Clinical trials have evaluated the pharmacokinetic interactions between bempedoic acid and the following statins: simvastatin 20 mg, atorvastatin 10 mg, pravastatin 40 mg and rosuvastatin 10 mg. Concomitant use of bempedoic acid and simvastatin or pravastatin increases the concentration of these statins and may increase the risk of simvastatin/pravastatin-related myopathy. The use of bempedoic acid with simvastatin greater than 20 mg or pravastatin greater than 40 mg should be avoided. Interactions with atorvastatin and rosuvastatin are weak, and do not impact dosing recommendations.

Concomitant use of BA+EZE FDC and cyclosporine increases ezetimibe and cyclosporine concentrations.
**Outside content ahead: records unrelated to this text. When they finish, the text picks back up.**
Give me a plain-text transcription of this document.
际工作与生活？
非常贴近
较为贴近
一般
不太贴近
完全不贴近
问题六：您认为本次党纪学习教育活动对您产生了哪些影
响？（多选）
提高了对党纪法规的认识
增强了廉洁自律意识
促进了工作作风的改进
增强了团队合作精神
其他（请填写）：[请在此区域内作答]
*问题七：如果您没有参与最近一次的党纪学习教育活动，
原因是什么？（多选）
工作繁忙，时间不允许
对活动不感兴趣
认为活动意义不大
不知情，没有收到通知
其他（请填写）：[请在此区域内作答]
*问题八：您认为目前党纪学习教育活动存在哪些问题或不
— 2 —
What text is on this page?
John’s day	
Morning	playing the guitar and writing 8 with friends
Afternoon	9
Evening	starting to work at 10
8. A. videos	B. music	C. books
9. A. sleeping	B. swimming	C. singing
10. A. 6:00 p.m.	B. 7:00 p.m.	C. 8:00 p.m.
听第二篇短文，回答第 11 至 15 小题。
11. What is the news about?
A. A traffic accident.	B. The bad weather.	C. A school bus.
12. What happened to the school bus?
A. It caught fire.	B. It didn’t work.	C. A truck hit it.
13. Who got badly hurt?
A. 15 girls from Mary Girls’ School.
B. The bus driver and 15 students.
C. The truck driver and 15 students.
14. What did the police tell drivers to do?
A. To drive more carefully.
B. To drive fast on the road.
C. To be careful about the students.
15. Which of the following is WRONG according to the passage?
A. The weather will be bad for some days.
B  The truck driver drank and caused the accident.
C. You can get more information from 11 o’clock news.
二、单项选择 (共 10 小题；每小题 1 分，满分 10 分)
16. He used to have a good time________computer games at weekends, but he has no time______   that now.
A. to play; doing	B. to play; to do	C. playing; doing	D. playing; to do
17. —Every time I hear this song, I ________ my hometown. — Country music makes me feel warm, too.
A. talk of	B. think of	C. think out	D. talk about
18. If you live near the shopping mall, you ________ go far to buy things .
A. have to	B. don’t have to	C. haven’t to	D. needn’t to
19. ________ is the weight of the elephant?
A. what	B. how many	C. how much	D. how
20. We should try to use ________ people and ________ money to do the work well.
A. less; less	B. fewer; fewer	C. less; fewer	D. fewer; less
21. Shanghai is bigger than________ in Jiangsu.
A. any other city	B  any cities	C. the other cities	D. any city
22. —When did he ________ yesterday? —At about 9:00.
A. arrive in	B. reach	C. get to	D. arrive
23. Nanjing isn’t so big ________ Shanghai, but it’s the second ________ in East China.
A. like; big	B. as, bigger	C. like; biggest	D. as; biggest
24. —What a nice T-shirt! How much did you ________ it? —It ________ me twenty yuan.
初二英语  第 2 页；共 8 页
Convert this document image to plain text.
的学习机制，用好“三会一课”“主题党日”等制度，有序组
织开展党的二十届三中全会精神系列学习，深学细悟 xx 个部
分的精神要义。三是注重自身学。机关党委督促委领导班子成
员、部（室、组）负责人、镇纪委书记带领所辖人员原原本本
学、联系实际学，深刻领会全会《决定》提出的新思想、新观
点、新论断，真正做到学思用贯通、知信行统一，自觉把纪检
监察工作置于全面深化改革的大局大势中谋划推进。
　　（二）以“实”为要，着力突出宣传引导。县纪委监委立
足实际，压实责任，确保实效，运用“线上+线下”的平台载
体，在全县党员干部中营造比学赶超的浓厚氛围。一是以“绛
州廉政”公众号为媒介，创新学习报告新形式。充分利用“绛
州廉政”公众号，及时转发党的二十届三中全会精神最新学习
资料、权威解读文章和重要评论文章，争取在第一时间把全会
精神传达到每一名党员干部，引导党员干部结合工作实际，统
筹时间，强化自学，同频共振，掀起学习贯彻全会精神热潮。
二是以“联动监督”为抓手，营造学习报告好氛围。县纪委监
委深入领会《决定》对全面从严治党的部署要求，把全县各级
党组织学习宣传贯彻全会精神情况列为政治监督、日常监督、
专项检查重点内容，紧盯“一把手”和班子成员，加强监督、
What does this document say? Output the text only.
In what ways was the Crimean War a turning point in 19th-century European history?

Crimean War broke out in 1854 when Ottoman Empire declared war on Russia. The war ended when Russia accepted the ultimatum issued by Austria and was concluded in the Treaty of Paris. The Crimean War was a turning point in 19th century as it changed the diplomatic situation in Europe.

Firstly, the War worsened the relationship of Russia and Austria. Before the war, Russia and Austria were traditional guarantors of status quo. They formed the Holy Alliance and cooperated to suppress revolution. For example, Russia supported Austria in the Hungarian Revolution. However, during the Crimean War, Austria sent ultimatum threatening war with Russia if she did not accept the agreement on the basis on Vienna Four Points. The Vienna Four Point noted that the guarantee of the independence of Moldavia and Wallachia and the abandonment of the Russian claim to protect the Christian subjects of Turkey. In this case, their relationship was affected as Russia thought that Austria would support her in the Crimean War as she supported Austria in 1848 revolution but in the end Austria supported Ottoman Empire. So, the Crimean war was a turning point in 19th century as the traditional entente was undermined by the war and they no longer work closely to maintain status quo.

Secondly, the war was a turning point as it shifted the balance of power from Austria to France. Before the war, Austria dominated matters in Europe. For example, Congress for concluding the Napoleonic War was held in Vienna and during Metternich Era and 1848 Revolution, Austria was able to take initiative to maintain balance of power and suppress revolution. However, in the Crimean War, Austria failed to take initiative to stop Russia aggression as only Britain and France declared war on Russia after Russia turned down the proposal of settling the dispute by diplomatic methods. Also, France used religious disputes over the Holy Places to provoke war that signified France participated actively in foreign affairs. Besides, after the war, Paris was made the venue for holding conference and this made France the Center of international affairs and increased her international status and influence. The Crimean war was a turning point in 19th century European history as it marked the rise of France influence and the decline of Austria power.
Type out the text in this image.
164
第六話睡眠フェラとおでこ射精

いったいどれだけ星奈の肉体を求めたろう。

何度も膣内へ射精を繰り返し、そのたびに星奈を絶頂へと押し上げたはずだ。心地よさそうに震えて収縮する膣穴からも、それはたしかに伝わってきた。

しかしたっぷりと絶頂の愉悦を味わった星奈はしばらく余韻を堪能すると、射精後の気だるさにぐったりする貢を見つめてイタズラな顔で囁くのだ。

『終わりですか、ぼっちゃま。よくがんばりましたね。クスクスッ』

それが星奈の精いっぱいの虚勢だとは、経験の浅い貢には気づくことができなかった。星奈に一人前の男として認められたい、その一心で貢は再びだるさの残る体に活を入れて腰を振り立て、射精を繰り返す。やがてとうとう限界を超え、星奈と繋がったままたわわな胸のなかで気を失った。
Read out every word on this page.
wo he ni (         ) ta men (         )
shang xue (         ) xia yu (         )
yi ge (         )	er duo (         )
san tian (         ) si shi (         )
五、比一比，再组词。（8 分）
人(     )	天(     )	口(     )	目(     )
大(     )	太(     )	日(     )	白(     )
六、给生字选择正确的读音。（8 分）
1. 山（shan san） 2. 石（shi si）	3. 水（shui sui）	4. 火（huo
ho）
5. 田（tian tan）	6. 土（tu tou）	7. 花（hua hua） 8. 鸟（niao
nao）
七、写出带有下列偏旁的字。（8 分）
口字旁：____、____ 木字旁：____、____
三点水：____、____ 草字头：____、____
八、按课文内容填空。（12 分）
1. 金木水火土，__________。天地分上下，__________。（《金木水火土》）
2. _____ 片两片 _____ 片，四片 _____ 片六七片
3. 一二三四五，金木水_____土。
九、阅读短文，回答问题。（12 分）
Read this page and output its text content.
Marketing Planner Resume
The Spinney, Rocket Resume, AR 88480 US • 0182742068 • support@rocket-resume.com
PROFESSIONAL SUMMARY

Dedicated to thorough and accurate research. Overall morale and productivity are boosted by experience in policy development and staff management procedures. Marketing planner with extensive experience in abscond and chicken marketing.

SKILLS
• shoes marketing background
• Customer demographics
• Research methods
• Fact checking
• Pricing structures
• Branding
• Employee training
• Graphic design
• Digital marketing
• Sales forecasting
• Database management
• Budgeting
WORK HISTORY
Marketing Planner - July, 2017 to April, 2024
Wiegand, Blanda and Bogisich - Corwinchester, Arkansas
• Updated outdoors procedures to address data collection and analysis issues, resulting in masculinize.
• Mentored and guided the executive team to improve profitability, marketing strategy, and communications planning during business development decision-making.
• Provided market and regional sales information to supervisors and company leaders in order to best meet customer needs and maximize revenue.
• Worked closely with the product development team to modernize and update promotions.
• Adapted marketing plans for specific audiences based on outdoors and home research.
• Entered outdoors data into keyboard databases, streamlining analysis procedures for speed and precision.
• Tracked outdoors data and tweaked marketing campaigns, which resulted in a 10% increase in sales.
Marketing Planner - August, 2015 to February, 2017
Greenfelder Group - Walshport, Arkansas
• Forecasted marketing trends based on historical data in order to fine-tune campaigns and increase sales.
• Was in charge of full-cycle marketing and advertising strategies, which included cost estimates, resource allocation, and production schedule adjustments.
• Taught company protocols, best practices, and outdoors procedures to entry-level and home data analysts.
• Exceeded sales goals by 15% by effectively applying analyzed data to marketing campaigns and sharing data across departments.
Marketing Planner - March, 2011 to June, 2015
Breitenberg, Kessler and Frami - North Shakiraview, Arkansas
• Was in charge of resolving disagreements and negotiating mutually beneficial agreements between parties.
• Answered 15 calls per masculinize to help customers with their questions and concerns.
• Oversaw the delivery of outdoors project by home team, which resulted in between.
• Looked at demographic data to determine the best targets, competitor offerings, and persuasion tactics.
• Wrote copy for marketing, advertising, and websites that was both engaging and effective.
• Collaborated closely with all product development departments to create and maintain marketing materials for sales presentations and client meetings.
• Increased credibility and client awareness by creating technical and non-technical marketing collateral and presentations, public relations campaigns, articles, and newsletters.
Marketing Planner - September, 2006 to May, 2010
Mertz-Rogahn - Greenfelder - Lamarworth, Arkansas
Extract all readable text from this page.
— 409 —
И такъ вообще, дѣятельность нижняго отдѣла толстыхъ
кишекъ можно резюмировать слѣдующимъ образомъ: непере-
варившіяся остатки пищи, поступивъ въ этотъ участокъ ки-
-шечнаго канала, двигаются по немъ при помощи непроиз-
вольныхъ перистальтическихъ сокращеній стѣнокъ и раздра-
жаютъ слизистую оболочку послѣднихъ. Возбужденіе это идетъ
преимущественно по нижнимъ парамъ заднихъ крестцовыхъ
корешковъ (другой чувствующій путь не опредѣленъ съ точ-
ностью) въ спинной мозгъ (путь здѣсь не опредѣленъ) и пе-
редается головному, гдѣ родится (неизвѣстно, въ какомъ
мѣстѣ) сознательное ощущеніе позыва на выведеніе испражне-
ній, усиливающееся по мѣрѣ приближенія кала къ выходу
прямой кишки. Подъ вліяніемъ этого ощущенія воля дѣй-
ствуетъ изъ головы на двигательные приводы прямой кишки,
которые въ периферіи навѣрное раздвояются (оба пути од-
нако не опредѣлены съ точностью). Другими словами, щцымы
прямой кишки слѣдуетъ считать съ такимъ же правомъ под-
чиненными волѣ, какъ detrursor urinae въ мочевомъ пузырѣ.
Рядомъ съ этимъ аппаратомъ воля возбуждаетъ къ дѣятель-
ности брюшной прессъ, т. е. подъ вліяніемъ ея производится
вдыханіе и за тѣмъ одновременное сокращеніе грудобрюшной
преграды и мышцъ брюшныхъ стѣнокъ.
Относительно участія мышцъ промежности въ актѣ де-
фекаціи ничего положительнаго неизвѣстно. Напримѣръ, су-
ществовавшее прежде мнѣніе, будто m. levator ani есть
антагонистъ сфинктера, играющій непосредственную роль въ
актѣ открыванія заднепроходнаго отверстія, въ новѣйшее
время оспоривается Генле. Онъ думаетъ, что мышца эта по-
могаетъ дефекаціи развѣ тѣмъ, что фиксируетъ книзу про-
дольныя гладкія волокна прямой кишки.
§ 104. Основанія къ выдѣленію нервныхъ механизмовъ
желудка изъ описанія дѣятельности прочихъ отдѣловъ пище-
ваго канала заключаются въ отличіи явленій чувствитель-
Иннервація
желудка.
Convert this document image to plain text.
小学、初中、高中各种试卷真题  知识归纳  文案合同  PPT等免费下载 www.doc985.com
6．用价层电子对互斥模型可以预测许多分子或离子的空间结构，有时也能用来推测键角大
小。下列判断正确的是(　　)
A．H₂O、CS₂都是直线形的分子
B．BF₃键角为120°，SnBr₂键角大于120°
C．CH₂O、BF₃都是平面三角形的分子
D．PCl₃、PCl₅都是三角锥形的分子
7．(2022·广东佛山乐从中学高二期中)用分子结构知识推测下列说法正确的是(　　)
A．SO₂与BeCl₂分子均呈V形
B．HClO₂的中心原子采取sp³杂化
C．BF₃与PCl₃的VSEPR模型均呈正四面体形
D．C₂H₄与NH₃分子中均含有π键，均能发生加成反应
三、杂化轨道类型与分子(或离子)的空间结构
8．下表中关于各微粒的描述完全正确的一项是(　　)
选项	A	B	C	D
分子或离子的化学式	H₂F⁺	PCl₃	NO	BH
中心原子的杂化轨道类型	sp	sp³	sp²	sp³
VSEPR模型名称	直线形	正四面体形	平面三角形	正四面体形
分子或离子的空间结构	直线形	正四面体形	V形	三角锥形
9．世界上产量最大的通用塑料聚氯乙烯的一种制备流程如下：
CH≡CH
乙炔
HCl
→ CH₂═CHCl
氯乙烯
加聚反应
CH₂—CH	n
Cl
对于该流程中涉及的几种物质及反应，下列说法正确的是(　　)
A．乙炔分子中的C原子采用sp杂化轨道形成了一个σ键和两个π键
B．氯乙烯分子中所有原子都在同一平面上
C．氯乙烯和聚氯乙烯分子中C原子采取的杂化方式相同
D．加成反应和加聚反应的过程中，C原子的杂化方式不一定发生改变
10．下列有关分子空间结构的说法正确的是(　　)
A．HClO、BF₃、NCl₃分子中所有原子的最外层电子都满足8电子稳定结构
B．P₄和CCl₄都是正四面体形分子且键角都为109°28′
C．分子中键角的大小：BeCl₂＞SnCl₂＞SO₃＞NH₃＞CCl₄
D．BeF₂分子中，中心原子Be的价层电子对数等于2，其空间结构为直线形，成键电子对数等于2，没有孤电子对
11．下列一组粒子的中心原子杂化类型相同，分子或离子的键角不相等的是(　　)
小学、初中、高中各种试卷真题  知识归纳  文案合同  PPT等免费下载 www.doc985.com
Cyclosporine concentrations should be monitored in patients receiving BA+EZE FDC. The potential effects of increased ezetimibe exposure from concomitant use of cyclosporine should be carefully weighed against the lipid-lowering benefits of bempedoic acid and ezetimibe.

Since fenofibrate and ezetimibe may increase cholesterol excretion into the bile, their concomitant administration may lead to cholelithiasis. Coadministration of BA+EZE FDC with fibrates other than fenofibrate is not recommended. When cholelithiasis is suspected in a patient receiving BA+EZE FDC and fenofibrate, gallbladder studies should be performed and another form of lipid-lowering therapy considered.

Concomitant use of BA+EZE FDC and cholestyramine decreases the concentration of ezetimibe, potentially resulting in lower efficacy. BA+EZE FDC should be administered either 2 hours or more before or 4 hours or more after bile acid sequestrants.